Lead
Zwischen 1850 und 1950 entwickeln sich physiologische Regulationsvorstellungen, die über das Verhältnis von Organismus und Umgebung konfiguriert werden: Zunächst entsteht Regulation als Konzept über die Verinnerlichung der äusseren Umgebung des Organismus, anschliessend wird dieser Organismus mit seiner Umgebung rückgekoppelt.

Lay summary

Inhalt und Ziele des Forschungsprojekts
Das Projekt fokussiert aus historisch-epistemologischer Perspektive drei Episoden physiologischer Wissensproduktion: Erstens entwickelt der französische Physiologe Claude Bernard um 1850 eine Regulationsvorstellung, die nicht mehr von der Umgebung sondern vom Organismus ausgeht. Zweitens betont der amerikanische Physiologe Walter B. Cannon um 1920 mit dem Konzept der »Homöostase« die Autoregulation, d.h. die Fähigkeit von Organismen sich unabhängig von ihrer Umgebung regulieren zu können. Drittens reformuliert der britische Hirnforscher W. Ross Ashby um 1950 die Homöostase kybernetisch: Organismus und Umgebung stellen ein »System mit Feedback« dar. Die Vorstellung der rückgekoppelten Regulation ermöglicht es in den 1960er-Jahren zum einen der Molekularbiologie, den zuvor von der Genetik weitgehend geschlossen konzipierten Organismus zu seiner Umgebung hin offenen zu denken und zum anderen, dass die »Homöostase« zum zentralen Konzept einer neuen Ökologie wird.

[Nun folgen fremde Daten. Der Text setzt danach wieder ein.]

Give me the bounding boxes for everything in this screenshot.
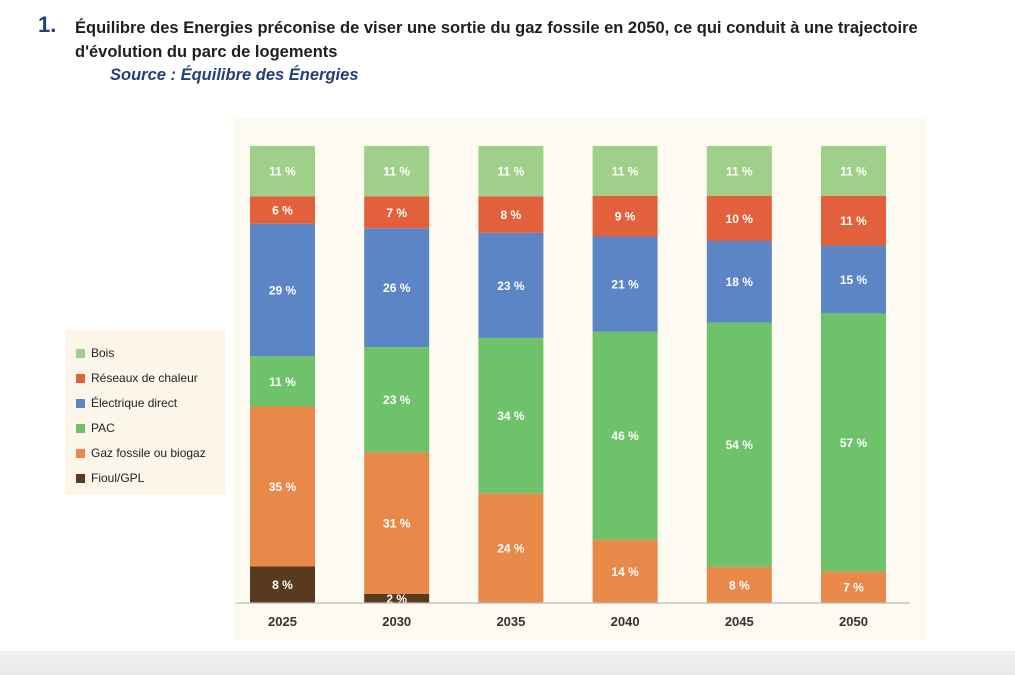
legend-item-fioul: Fioul/GPL — [76, 469, 144, 487]
bar-segment-pac-2035 — [478, 337, 544, 494]
data-label-electrique-direct-2030: 26 % — [383, 281, 411, 295]
legend-label-gaz: Gaz fossile ou biogaz — [91, 446, 206, 460]
data-label-gaz-fossile-ou-biogaz-2025: 35 % — [269, 480, 297, 494]
bar-segment-pac-2025 — [250, 356, 315, 407]
legend-item-electrique: Électrique direct — [76, 394, 177, 412]
data-label-gaz-fossile-ou-biogaz-2050: 7 % — [843, 581, 864, 595]
bar-segment-bois-2050 — [821, 146, 886, 196]
bar-segment-pac-2045 — [706, 322, 772, 567]
data-label-gaz-fossile-ou-biogaz-2030: 31 % — [383, 517, 411, 531]
data-label-electrique-direct-2045: 18 % — [726, 275, 754, 289]
x-tick-label-2045: 2045 — [725, 614, 754, 629]
data-label-bois-2025: 11 % — [269, 165, 296, 179]
data-label-reseaux-de-chaleur-2030: 7 % — [386, 206, 407, 220]
bar-segment-reseaux-de-chaleur-2025 — [250, 196, 315, 224]
legend-label-electrique: Électrique direct — [91, 396, 178, 410]
legend-item-pac: PAC — [76, 419, 115, 437]
bar-segment-bois-2030 — [364, 146, 430, 197]
legend-label-pac: PAC — [91, 421, 115, 435]
chart-background — [233, 118, 926, 640]
bar-segment-reseaux-de-chaleur-2040 — [592, 195, 658, 237]
data-label-reseaux-de-chaleur-2045: 10 % — [726, 212, 754, 226]
data-label-pac-2050: 57 % — [840, 436, 868, 450]
bar-segment-electrique-direct-2050 — [821, 245, 886, 314]
data-label-electrique-direct-2040: 21 % — [611, 278, 639, 292]
data-label-pac-2025: 11 % — [269, 375, 296, 389]
bar-segment-reseaux-de-chaleur-2045 — [706, 195, 772, 242]
data-label-bois-2050: 11 % — [840, 164, 867, 178]
source-caption: Source : Équilibre des Énergies — [110, 66, 359, 84]
legend-swatch-reseaux — [76, 373, 85, 383]
bar-segment-electrique-direct-2040 — [592, 236, 658, 332]
bars-group: 8 % 35 % 11 % 29 % 6 % 11 % 2 % 31 % 23 % 26 % 7 %… — [250, 146, 886, 606]
legend-item-bois: Bois — [76, 344, 114, 362]
footer-band — [0, 651, 1015, 675]
header: 1. Équilibre des Energies préconise de v… — [0, 0, 1015, 100]
data-label-gaz-fossile-ou-biogaz-2035: 24 % — [497, 542, 525, 556]
data-label-gaz-fossile-ou-biogaz-2045: 8 % — [729, 578, 750, 592]
legend-item-gaz: Gaz fossile ou biogaz — [76, 444, 206, 462]
bar-segment-gaz-fossile-ou-biogaz-2030 — [364, 452, 430, 594]
data-label-bois-2030: 11 % — [383, 165, 410, 179]
bar-segment-fioul-gpl-2025 — [250, 566, 315, 603]
bar-segment-gaz-fossile-ou-biogaz-2050 — [821, 571, 886, 603]
bar-segment-bois-2025 — [250, 146, 315, 197]
bar-segment-gaz-fossile-ou-biogaz-2025 — [250, 406, 315, 567]
data-label-fioul-gpl-2030: 2 % — [386, 592, 407, 606]
bar-segment-reseaux-de-chaleur-2030 — [364, 196, 430, 229]
legend-label-reseaux: Réseaux de chaleur — [91, 371, 198, 385]
bar-segment-bois-2040 — [592, 146, 658, 196]
bar-segment-gaz-fossile-ou-biogaz-2045 — [706, 566, 772, 603]
legend-swatch-fioul — [76, 473, 85, 483]
data-label-pac-2035: 34 % — [497, 409, 525, 423]
legend-item-reseaux: Réseaux de chaleur — [76, 369, 198, 387]
data-label-electrique-direct-2050: 15 % — [840, 273, 868, 287]
data-label-gaz-fossile-ou-biogaz-2040: 14 % — [611, 565, 639, 579]
data-label-bois-2040: 11 % — [612, 164, 639, 178]
bar-segment-pac-2040 — [592, 331, 658, 540]
page-title: Équilibre des Energies préconise de vise… — [75, 19, 918, 61]
bar-segment-electrique-direct-2030 — [364, 228, 430, 348]
x-tick-label-2025: 2025 — [268, 614, 297, 629]
legend-swatch-gaz — [76, 448, 85, 458]
bar-segment-reseaux-de-chaleur-2050 — [821, 195, 886, 246]
data-label-pac-2030: 23 % — [383, 393, 411, 407]
data-label-reseaux-de-chaleur-2050: 11 % — [840, 214, 867, 228]
x-tick-label-2035: 2035 — [496, 614, 525, 629]
bar-segment-electrique-direct-2025 — [250, 223, 315, 357]
data-label-pac-2040: 46 % — [611, 429, 639, 443]
legend-panel — [65, 330, 225, 495]
data-label-reseaux-de-chaleur-2025: 6 % — [272, 203, 293, 217]
legend-swatch-bois — [76, 348, 85, 358]
bar-segment-bois-2035 — [478, 146, 544, 197]
bar-segment-fioul-gpl-2030 — [364, 593, 430, 603]
legend-label-fioul: Fioul/GPL — [91, 471, 145, 485]
data-label-bois-2045: 11 % — [726, 164, 753, 178]
x-tick-label-2040: 2040 — [611, 614, 640, 629]
legend-label-bois: Bois — [91, 346, 115, 360]
data-label-reseaux-de-chaleur-2035: 8 % — [501, 208, 522, 222]
data-label-electrique-direct-2025: 29 % — [269, 283, 297, 297]
bar-segment-bois-2045 — [706, 146, 772, 196]
data-label-reseaux-de-chaleur-2040: 9 % — [615, 210, 636, 224]
bar-segment-pac-2030 — [364, 347, 430, 453]
data-label-bois-2035: 11 % — [498, 165, 525, 179]
legend-swatch-electrique — [76, 398, 85, 408]
legend-swatch-pac — [76, 423, 85, 433]
data-label-electrique-direct-2035: 23 % — [497, 279, 525, 293]
bar-segment-electrique-direct-2045 — [706, 241, 772, 323]
x-tick-labels: 2025 2030 2035 2040 2045 2050 — [268, 614, 868, 629]
bar-segment-gaz-fossile-ou-biogaz-2040 — [592, 539, 658, 603]
x-tick-label-2030: 2030 — [382, 614, 411, 629]
data-label-fioul-gpl-2025: 8 % — [272, 578, 293, 592]
bar-segment-reseaux-de-chaleur-2035 — [478, 196, 544, 233]
bar-segment-pac-2050 — [821, 313, 886, 572]
section-number: 1. — [38, 12, 57, 37]
x-tick-label-2050: 2050 — [839, 614, 868, 629]
bar-segment-electrique-direct-2035 — [478, 232, 544, 338]
bar-segment-gaz-fossile-ou-biogaz-2035 — [478, 493, 544, 603]
data-label-pac-2045: 54 % — [726, 438, 754, 452]
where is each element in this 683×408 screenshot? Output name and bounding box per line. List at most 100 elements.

Wissenschaftlicher und gesellschaftlicher Kontext des Forschungsprojekts
Das Projekt leistet einen Beitrag zur »Geschichte der Gegenwart«: Die Ökologie avanciert in der zweiten Hälfte des 20. Jahrhunderts zu einer Leitwissenschaft und das Ökosystem zu einer zentralen Kategorie unseres Denkens. Dieses Gewordensein des modernen ökologischen Denkens wird erschlossen, indem die heterogenen Forschungsfelder Physiologie, Kybernetik und Ökologie aufeinander bezogen werden und so ein missing link zwischen Physiologie- und Ökologiegeschichte hergestellt wird.